Hi. Sorry for the late reply; I was quite busy these days.

I didn't spend *too much* time on it. I mostly did it as a quick exercise. I played around with the volumes a bit to balance and position instruments (according to my liking) along with the help of Proximity for a more realistic distance feel.

I wanted to get a more intimate, "warm", live feel with a clean tail. So, I added some saturation for some grittiness and some EQing on the verb to make the tail a bit more prominent (tbh, maybe I overdid it a bit). Along with some EQ on the actual instruments to warm them up, boost some details and partly simulate air/room coloration. A little of those to every section. Also, some fake vibrato on some instruments and some stereo band widening (for specific freqs).

Then some extra sat (harmonics), transient design, EQ and three different reverbs on the master each contributing slightly differently.

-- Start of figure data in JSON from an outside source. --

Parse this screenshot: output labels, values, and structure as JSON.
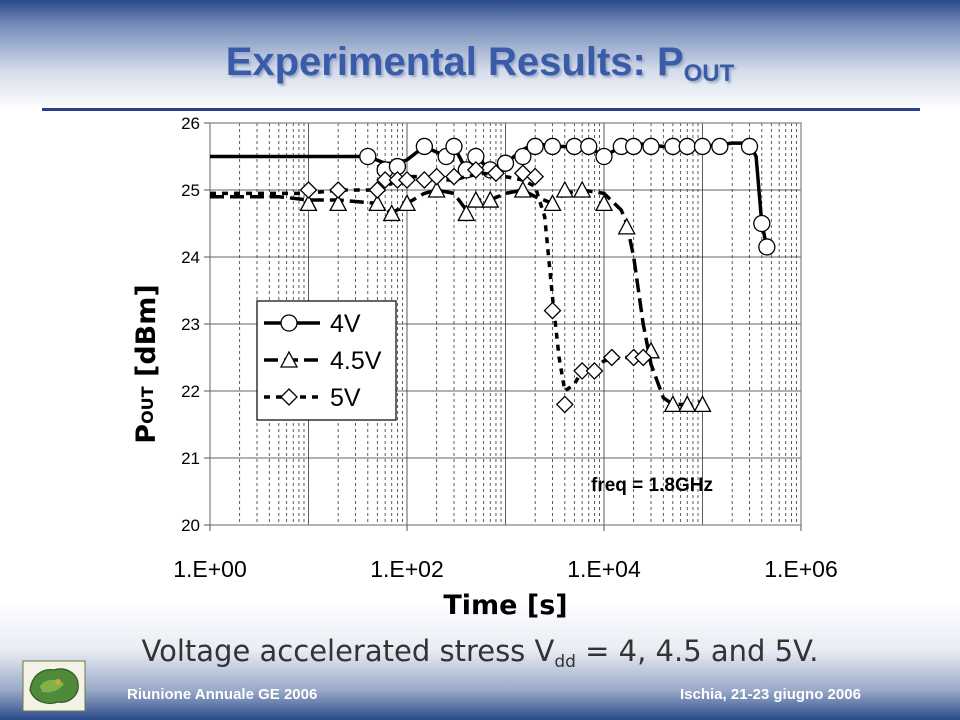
{
  "slide": {
    "title_main": "Experimental Results: P",
    "title_sub": "OUT",
    "caption_main": "Voltage accelerated stress V",
    "caption_sub": "dd",
    "caption_tail": " = 4, 4.5 and 5V.",
    "footer_left": "Riunione Annuale GE 2006",
    "footer_right": "Ischia, 21-23 giugno 2006"
  },
  "chart_data": {
    "type": "line",
    "x_scale": "log",
    "xlim": [
      1,
      1000000
    ],
    "ylim": [
      20,
      26
    ],
    "xlabel": "Time [s]",
    "ylabel_main": "P",
    "ylabel_sub": "OUT",
    "ylabel_tail": " [dBm]",
    "x_ticks": [
      1,
      100,
      10000,
      1000000
    ],
    "x_tick_labels": [
      "1.E+00",
      "1.E+02",
      "1.E+04",
      "1.E+06"
    ],
    "y_ticks": [
      20,
      21,
      22,
      23,
      24,
      25,
      26
    ],
    "y_tick_labels": [
      "20",
      "21",
      "22",
      "23",
      "24",
      "25",
      "26"
    ],
    "grid": true,
    "legend_position": "left-center",
    "annotation": "freq = 1.8GHz",
    "series": [
      {
        "name": "4V",
        "marker": "circle",
        "dash": "solid",
        "line": [
          [
            1,
            25.5
          ],
          [
            10,
            25.5
          ],
          [
            40,
            25.5
          ],
          [
            60,
            25.4
          ],
          [
            80,
            25.4
          ],
          [
            100,
            25.45
          ],
          [
            150,
            25.65
          ],
          [
            250,
            25.5
          ],
          [
            300,
            25.65
          ],
          [
            400,
            25.3
          ],
          [
            500,
            25.5
          ],
          [
            700,
            25.3
          ],
          [
            1000,
            25.4
          ],
          [
            1500,
            25.6
          ],
          [
            2000,
            25.7
          ],
          [
            3000,
            25.65
          ],
          [
            5000,
            25.65
          ],
          [
            7000,
            25.65
          ],
          [
            10000,
            25.5
          ],
          [
            15000,
            25.65
          ],
          [
            20000,
            25.7
          ],
          [
            40000,
            25.65
          ],
          [
            100000,
            25.65
          ],
          [
            200000,
            25.7
          ],
          [
            300000,
            25.7
          ],
          [
            350000,
            25.5
          ],
          [
            400000,
            24.5
          ],
          [
            450000,
            24.15
          ]
        ],
        "markers": [
          [
            40,
            25.5
          ],
          [
            60,
            25.3
          ],
          [
            80,
            25.35
          ],
          [
            150,
            25.65
          ],
          [
            250,
            25.5
          ],
          [
            300,
            25.65
          ],
          [
            400,
            25.3
          ],
          [
            500,
            25.5
          ],
          [
            700,
            25.3
          ],
          [
            1000,
            25.4
          ],
          [
            1500,
            25.5
          ],
          [
            2000,
            25.65
          ],
          [
            3000,
            25.65
          ],
          [
            5000,
            25.65
          ],
          [
            7000,
            25.65
          ],
          [
            10000,
            25.5
          ],
          [
            15000,
            25.65
          ],
          [
            20000,
            25.65
          ],
          [
            30000,
            25.65
          ],
          [
            50000,
            25.65
          ],
          [
            70000,
            25.65
          ],
          [
            100000,
            25.65
          ],
          [
            150000,
            25.65
          ],
          [
            300000,
            25.65
          ],
          [
            400000,
            24.5
          ],
          [
            450000,
            24.15
          ]
        ]
      },
      {
        "name": "4.5V",
        "marker": "triangle",
        "dash": "long-dash",
        "line": [
          [
            1,
            24.9
          ],
          [
            5,
            24.9
          ],
          [
            10,
            24.85
          ],
          [
            20,
            24.85
          ],
          [
            50,
            24.8
          ],
          [
            70,
            24.65
          ],
          [
            100,
            24.8
          ],
          [
            150,
            24.95
          ],
          [
            200,
            25.0
          ],
          [
            300,
            24.95
          ],
          [
            400,
            24.7
          ],
          [
            500,
            24.85
          ],
          [
            700,
            24.85
          ],
          [
            1000,
            24.95
          ],
          [
            1500,
            25.0
          ],
          [
            2000,
            24.9
          ],
          [
            3000,
            24.8
          ],
          [
            4000,
            24.95
          ],
          [
            6000,
            25.0
          ],
          [
            10000,
            24.95
          ],
          [
            15000,
            24.7
          ],
          [
            17000,
            24.5
          ],
          [
            20000,
            24.0
          ],
          [
            25000,
            23.0
          ],
          [
            30000,
            22.4
          ],
          [
            40000,
            21.9
          ],
          [
            50000,
            21.8
          ],
          [
            80000,
            21.8
          ],
          [
            100000,
            21.85
          ]
        ],
        "markers": [
          [
            10,
            24.8
          ],
          [
            20,
            24.8
          ],
          [
            50,
            24.8
          ],
          [
            70,
            24.65
          ],
          [
            100,
            24.8
          ],
          [
            200,
            25.0
          ],
          [
            400,
            24.65
          ],
          [
            500,
            24.85
          ],
          [
            700,
            24.85
          ],
          [
            1500,
            25.0
          ],
          [
            3000,
            24.8
          ],
          [
            4000,
            25.0
          ],
          [
            6000,
            25.0
          ],
          [
            10000,
            24.8
          ],
          [
            17000,
            24.45
          ],
          [
            30000,
            22.6
          ],
          [
            50000,
            21.8
          ],
          [
            70000,
            21.8
          ],
          [
            100000,
            21.8
          ]
        ]
      },
      {
        "name": "5V",
        "marker": "diamond",
        "dash": "short-dash",
        "line": [
          [
            1,
            24.95
          ],
          [
            10,
            24.95
          ],
          [
            20,
            25.0
          ],
          [
            50,
            25.0
          ],
          [
            60,
            25.05
          ],
          [
            80,
            25.15
          ],
          [
            100,
            25.2
          ],
          [
            150,
            25.2
          ],
          [
            200,
            25.15
          ],
          [
            300,
            25.15
          ],
          [
            400,
            25.2
          ],
          [
            600,
            25.25
          ],
          [
            1000,
            25.2
          ],
          [
            1500,
            25.15
          ],
          [
            2000,
            25.05
          ],
          [
            2500,
            24.6
          ],
          [
            3000,
            23.4
          ],
          [
            3500,
            22.5
          ],
          [
            4000,
            22.0
          ],
          [
            5000,
            22.1
          ],
          [
            6000,
            22.3
          ],
          [
            8000,
            22.35
          ],
          [
            10000,
            22.45
          ],
          [
            15000,
            22.5
          ],
          [
            20000,
            22.5
          ]
        ],
        "markers": [
          [
            10,
            25.0
          ],
          [
            20,
            25.0
          ],
          [
            50,
            25.0
          ],
          [
            60,
            25.15
          ],
          [
            80,
            25.15
          ],
          [
            100,
            25.15
          ],
          [
            150,
            25.15
          ],
          [
            200,
            25.2
          ],
          [
            300,
            25.2
          ],
          [
            500,
            25.3
          ],
          [
            800,
            25.25
          ],
          [
            1500,
            25.25
          ],
          [
            2000,
            25.2
          ],
          [
            3000,
            23.2
          ],
          [
            4000,
            21.8
          ],
          [
            6000,
            22.3
          ],
          [
            8000,
            22.3
          ],
          [
            12000,
            22.5
          ],
          [
            20000,
            22.5
          ],
          [
            25000,
            22.5
          ]
        ]
      }
    ]
  }
}
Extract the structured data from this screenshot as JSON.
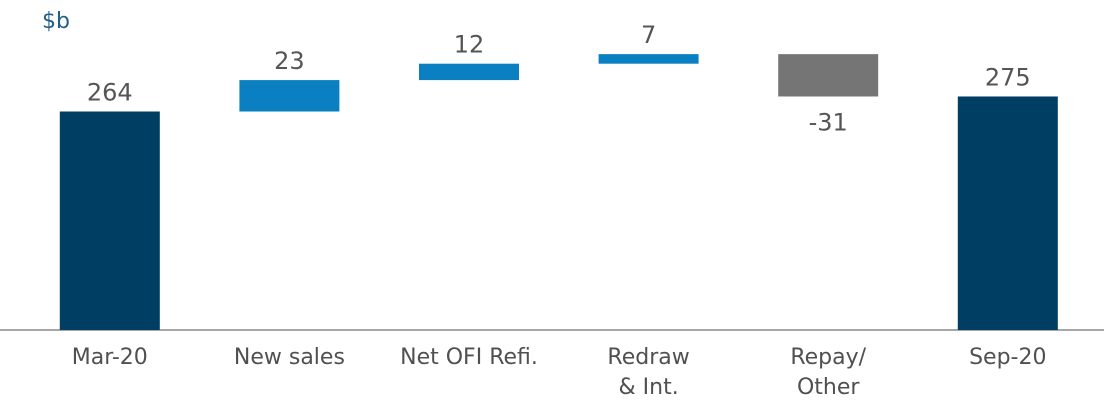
{
  "chart_data": {
    "type": "waterfall",
    "y_label": "$b",
    "categories": [
      "Mar-20",
      "New sales",
      "Net OFI Refi.",
      "Redraw\n& Int.",
      "Repay/\nOther",
      "Sep-20"
    ],
    "values": [
      264,
      23,
      12,
      7,
      -31,
      275
    ],
    "totals": [
      true,
      false,
      false,
      false,
      false,
      true
    ],
    "colors": [
      "#003f63",
      "#0a7fc1",
      "#0a7fc1",
      "#0a7fc1",
      "#757575",
      "#003f63"
    ],
    "ylim": [
      104,
      331
    ]
  }
}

I did follow your seating plan; at least for the right positioning of second violins. Everything else was pretty much by ear and trial & error.

I had most trouble with the solo instruments and timpani. Wasn't that sure what to do with them. The timpani was a bit hard to tame and shape and I opted for not making the solo strings too prominent and rather use them to enhance the sections. I enjoyed working with the woodwinds the most.


----------



## Erik (Oct 19, 2015)

http://eotte.blogspot.nl/2015/10/bach-bwv-11.html (Herewith I would like to mention here a new page on my blog.)I plucked three tracks from this thread made by different members here and added two different tracks to offer you an overview of 5 examples.

Thanks to the other contributors even five times BWV11. If one of the contributors don't want to be on the list in the player just PM me please!

Feel free to add yours also!

Enjoy!


----------



## Beat Kaufmann (Oct 22, 2015)

Thanks Erik for your effort in connection with my files. Nice to see what all can be created with the same basic material.


----------